Worden writes with inspiring scholarship and perceptiveness on providentialism, toleration, and the idea of a commonwealth. All ten essays have appeared before in various guises. Four date from the 1980s, when Worden was part of a movement in seventeenth-century studies that sought to reclaim Puritan religious conviction from the clutches of Marxist historians who dismissed religion as code for political ideology. The others are much more recent, but they still reflect the lasting legacy of that realignment in their determination to acknowledge piety as a driving force behind the revolution of the 1640s. He has tidied them up, made corrections here and there and, in five cases, expanded and revised them quite considerably.
This in itself would make them worth revisiting. But taken as a whole they have, in spite of the author’s modest disclaimer, a coherence that sheds so much light on Cromwell’s reign that it dazzles. And they show Worden determined to strip away our assumptions about the past and its language. What was meant in the mid-seventeenth century by phrases like ‘civil liberty’ and ‘religious liberty’, and what was the relationship between the two? Rather a tenuous one, it turns out. Does it make sense to argue that republican aims animated the revolution of 1649? Not really, no. Why were so many veterans who risked everything to topple Charles I happy enough with the idea of offering the crown to Cromwell? Because that was what happened when you got rid of a monarch – you didn’t invent another form of government, you just found yourself another king.

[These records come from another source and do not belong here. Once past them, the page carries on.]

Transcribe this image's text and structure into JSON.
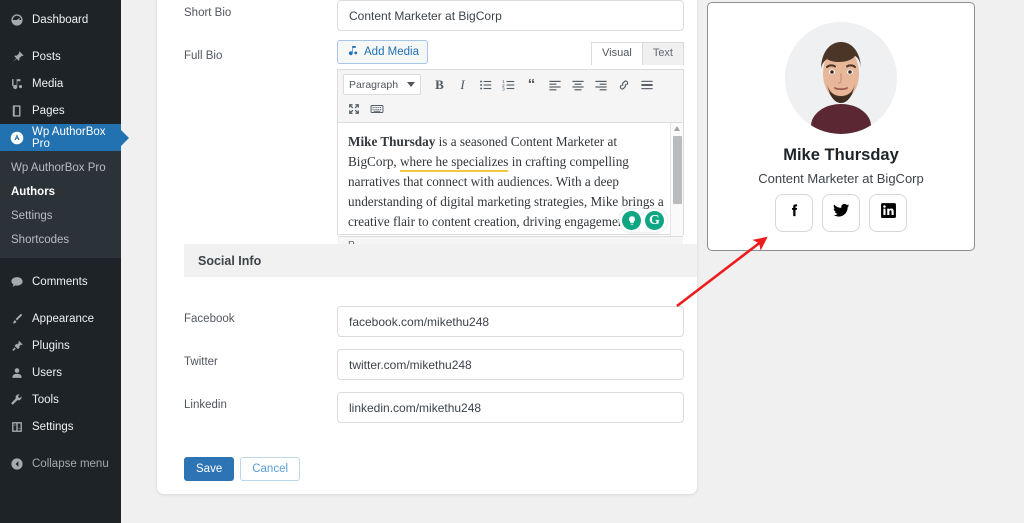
{
  "sidebar": {
    "items": [
      {
        "label": "Dashboard",
        "icon": "dashboard-icon"
      },
      {
        "label": "Posts",
        "icon": "pin-icon"
      },
      {
        "label": "Media",
        "icon": "media-icon"
      },
      {
        "label": "Pages",
        "icon": "pages-icon"
      },
      {
        "label": "Wp AuthorBox Pro",
        "icon": "authorbox-icon"
      },
      {
        "label": "Comments",
        "icon": "comments-icon"
      },
      {
        "label": "Appearance",
        "icon": "brush-icon"
      },
      {
        "label": "Plugins",
        "icon": "plugin-icon"
      },
      {
        "label": "Users",
        "icon": "users-icon"
      },
      {
        "label": "Tools",
        "icon": "wrench-icon"
      },
      {
        "label": "Settings",
        "icon": "settings-icon"
      }
    ],
    "submenu": [
      {
        "label": "Wp AuthorBox Pro",
        "current": false
      },
      {
        "label": "Authors",
        "current": true
      },
      {
        "label": "Settings",
        "current": false
      },
      {
        "label": "Shortcodes",
        "current": false
      }
    ],
    "collapse_label": "Collapse menu",
    "active_color": "#2271b1"
  },
  "form": {
    "short_bio": {
      "label": "Short Bio",
      "value": "Content Marketer at BigCorp",
      "placeholder": "Short Bio"
    },
    "full_bio": {
      "label": "Full Bio",
      "add_media_label": "Add Media",
      "tabs": [
        {
          "label": "Visual",
          "active": true
        },
        {
          "label": "Text",
          "active": false
        }
      ],
      "toolbar": {
        "format_select": "Paragraph",
        "buttons": [
          "bold-icon",
          "italic-icon",
          "bulleted-list-icon",
          "numbered-list-icon",
          "blockquote-icon",
          "align-left-icon",
          "align-center-icon",
          "align-right-icon",
          "link-icon",
          "read-more-icon",
          "fullscreen-icon",
          "keyboard-toolbar-icon"
        ]
      },
      "body_part1": "Mike Thursday",
      "body_part2": " is a seasoned Content Marketer at BigCorp, ",
      "body_link": "where he specializes",
      "body_part3": " in crafting compelling narratives that connect with audiences. With a deep understanding of digital marketing strategies, Mike brings a creative flair to content creation, driving engagement and brand growth for one of the industry's leading companies.",
      "status_path": "P",
      "grammarly": [
        "assistant-lightbulb-icon",
        "grammarly-logo-icon"
      ]
    }
  },
  "social_info": {
    "heading": "Social Info",
    "fields": [
      {
        "label": "Facebook",
        "value": "facebook.com/mikethu248",
        "name": "facebook-url-input"
      },
      {
        "label": "Twitter",
        "value": "twitter.com/mikethu248",
        "name": "twitter-url-input"
      },
      {
        "label": "Linkedin",
        "value": "linkedin.com/mikethu248",
        "name": "linkedin-url-input"
      }
    ]
  },
  "actions": {
    "save_label": "Save",
    "cancel_label": "Cancel",
    "save_color": "#2d74b5"
  },
  "preview": {
    "name": "Mike Thursday",
    "title": "Content Marketer at BigCorp",
    "avatar_alt": "author-portrait",
    "socials": [
      {
        "icon": "facebook-icon"
      },
      {
        "icon": "twitter-icon"
      },
      {
        "icon": "linkedin-icon"
      }
    ]
  },
  "annotation": {
    "arrow_color": "#ee1c1c",
    "points_to": "facebook-social-button"
  }
}
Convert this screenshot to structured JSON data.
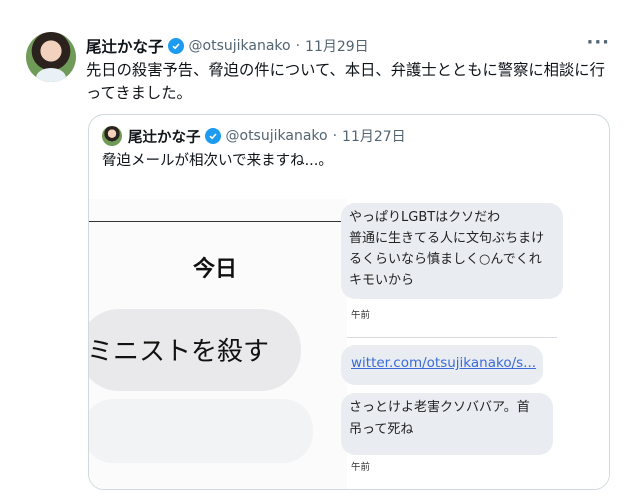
{
  "tweet": {
    "author_name": "尾辻かな子",
    "handle": "@otsujikanako",
    "separator": "·",
    "date": "11月29日",
    "more": "···",
    "text": "先日の殺害予告、脅迫の件について、本日、弁護士とともに警察に相談に行ってきました。"
  },
  "quoted_tweet": {
    "author_name": "尾辻かな子",
    "handle": "@otsujikanako",
    "separator": "·",
    "date": "11月27日",
    "text": "脅迫メールが相次いで来ますね...。"
  },
  "screenshot_left": {
    "day_label": "今日",
    "message": "ミニストを殺す"
  },
  "screenshot_right": {
    "message1_lines": [
      "やっぱりLGBTはクソだわ",
      "普通に生きてる人に文句ぶちまけ",
      "るくらいなら慎ましく○んでくれ",
      "キモいから"
    ],
    "time1": "午前",
    "link": "witter.com/otsujikanako/s...",
    "message2_lines": [
      "さっとけよ老害クソババア。首",
      "吊って死ね"
    ],
    "time2": "午前"
  },
  "colors": {
    "verified_badge": "#1d9bf0",
    "link": "#3a6bd6",
    "secondary_text": "#536471"
  }
}
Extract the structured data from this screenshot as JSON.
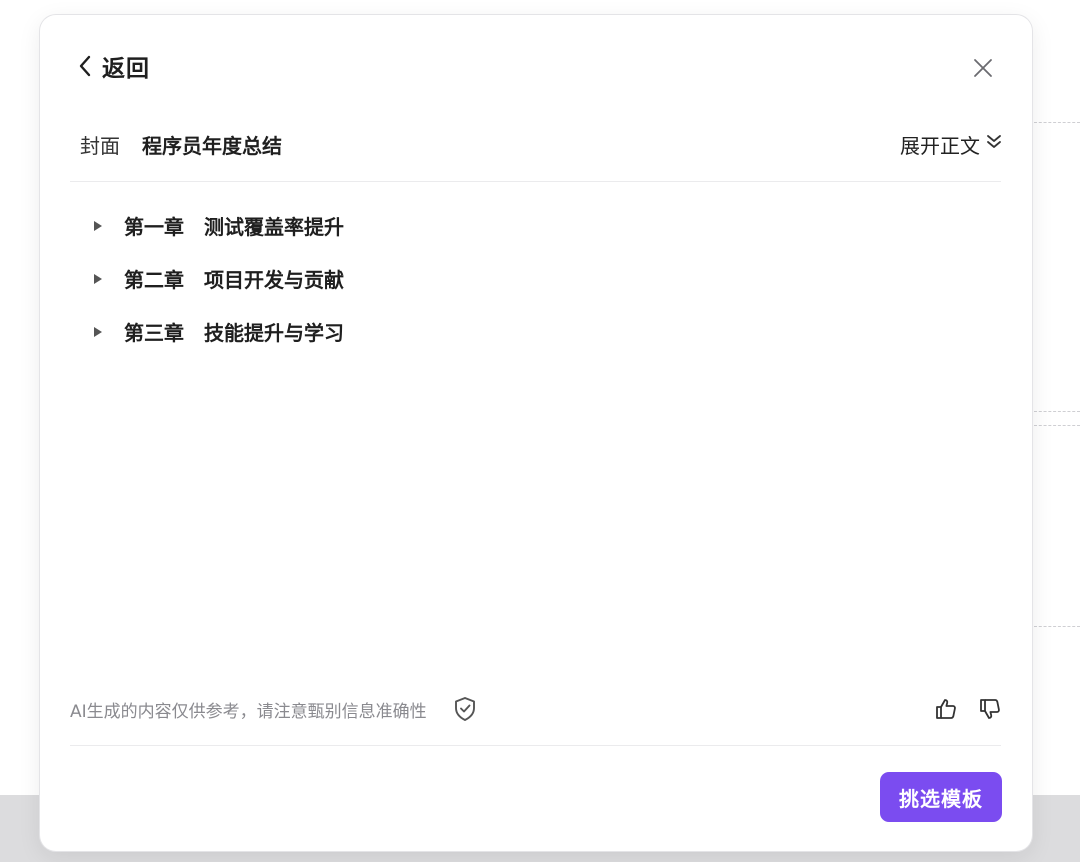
{
  "header": {
    "back_label": "返回"
  },
  "cover": {
    "label": "封面",
    "title": "程序员年度总结",
    "expand_label": "展开正文"
  },
  "chapters": [
    {
      "number": "第一章",
      "title": "测试覆盖率提升"
    },
    {
      "number": "第二章",
      "title": "项目开发与贡献"
    },
    {
      "number": "第三章",
      "title": "技能提升与学习"
    }
  ],
  "footer": {
    "disclaimer": "AI生成的内容仅供参考，请注意甄别信息准确性",
    "primary_button": "挑选模板"
  },
  "icons": {
    "back": "chevron-left-icon",
    "close": "close-icon",
    "expand": "double-chevron-down-icon",
    "shield": "shield-check-icon",
    "like": "thumbs-up-icon",
    "dislike": "thumbs-down-icon",
    "expand_chapter": "triangle-right-icon"
  },
  "colors": {
    "accent": "#7b4cf0",
    "muted_text": "#8a8a8f"
  }
}
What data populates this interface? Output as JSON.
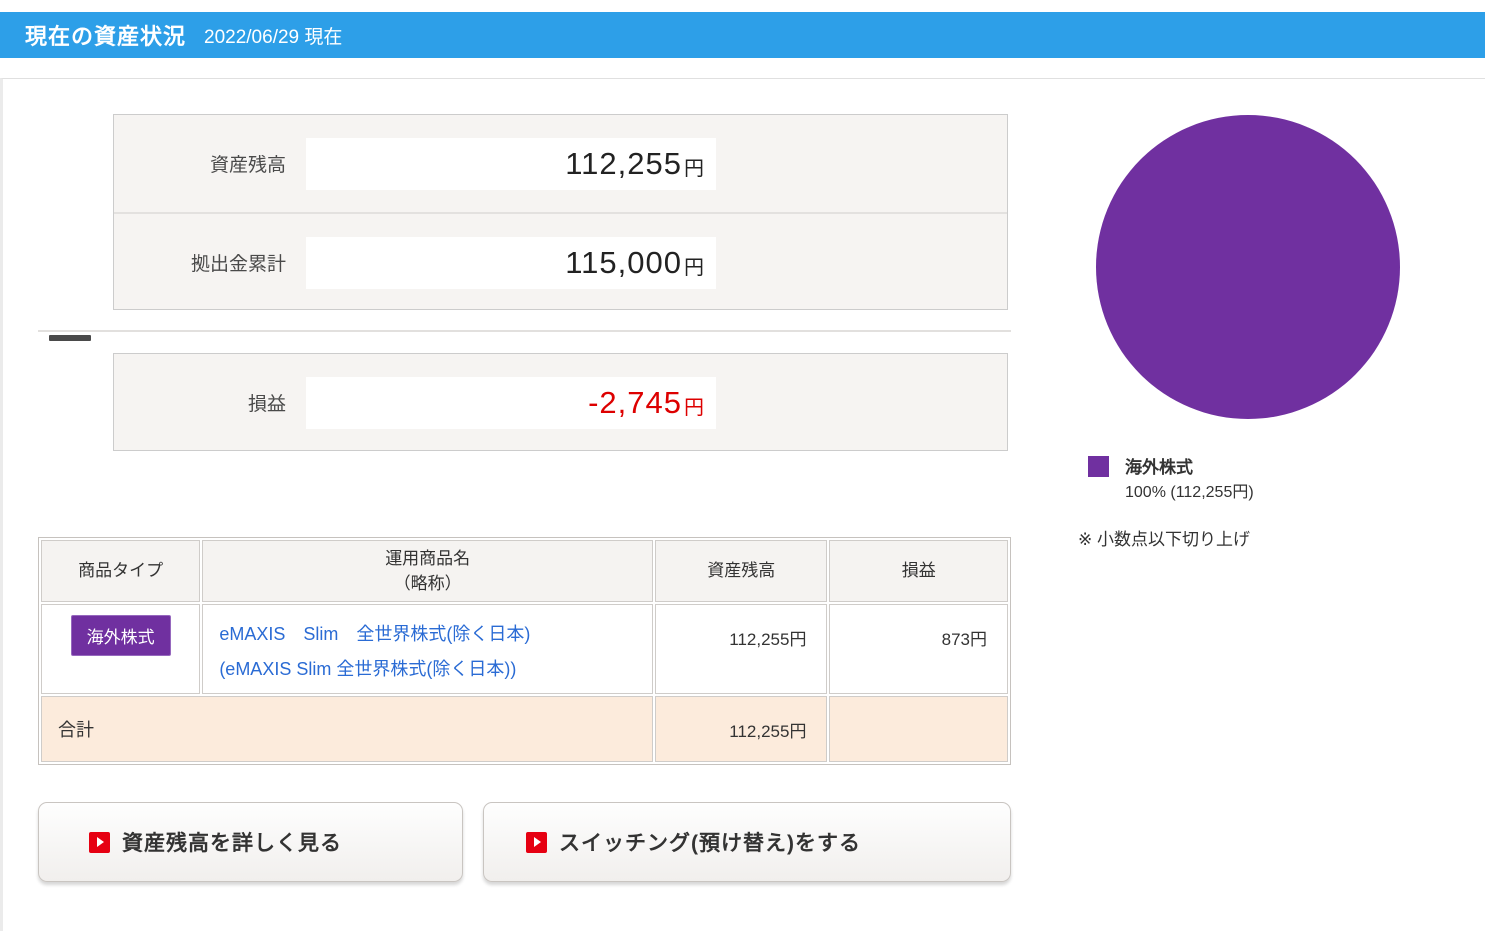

In the most substantial essay, the 103-page ‘Politics, Piety, and Learning: Cromwellian Oxford’, Worden explores the realpolitik of running Oxford University in the 1650s. The university was a natural target for reformers after it offered a home to Charles I and his court during the war. But reformation has never come easily to Oxford. Worden shows us the factional infighting, the toadying and lobbying, the Puritan exasperation at the long hair and disorderly conduct of the students – who would have thought? He offers glimpses into the different ways in which music, experimental philosophy and naked self-interest occasionally broke down ideological and religious barriers between the dons. And in the end he concludes that it would take more than a revolution to effect a change. ‘The Puritans made a profound impact on Oxford … and the more they changed it, the more it remained the same.’
Worden’s central theme, the nature of the relationship between religion and politics in Cromwellian England, runs through the entire book. Even an essay on the Earl of Clarendon, which in its discussion of how royalists constructed the narrative of the civil wars and the Interregnum forms a curious tailpiece to the collection, picks away at that ‘permanently intractable feature of the age, the synthesis of religious and political aspiration’.
God’s Instruments is very much a book about ideas, about what they mean to us and what they meant to another age. At times Worden assumes a thorough knowledge of the events of the mid-century: readers who can’t tell their Instrument of Government from their Humble Petition and Advice might be stretched. That’s no bad thing, although if you need a primer, look no further than the same author’s admirably lucid The English Civil Wars: 1640–1660.
But for those possessed of a desire to understand this moment in history when Parliament ‘was a word … that carried armies in it’, God’s Instruments is quite simply indispensable.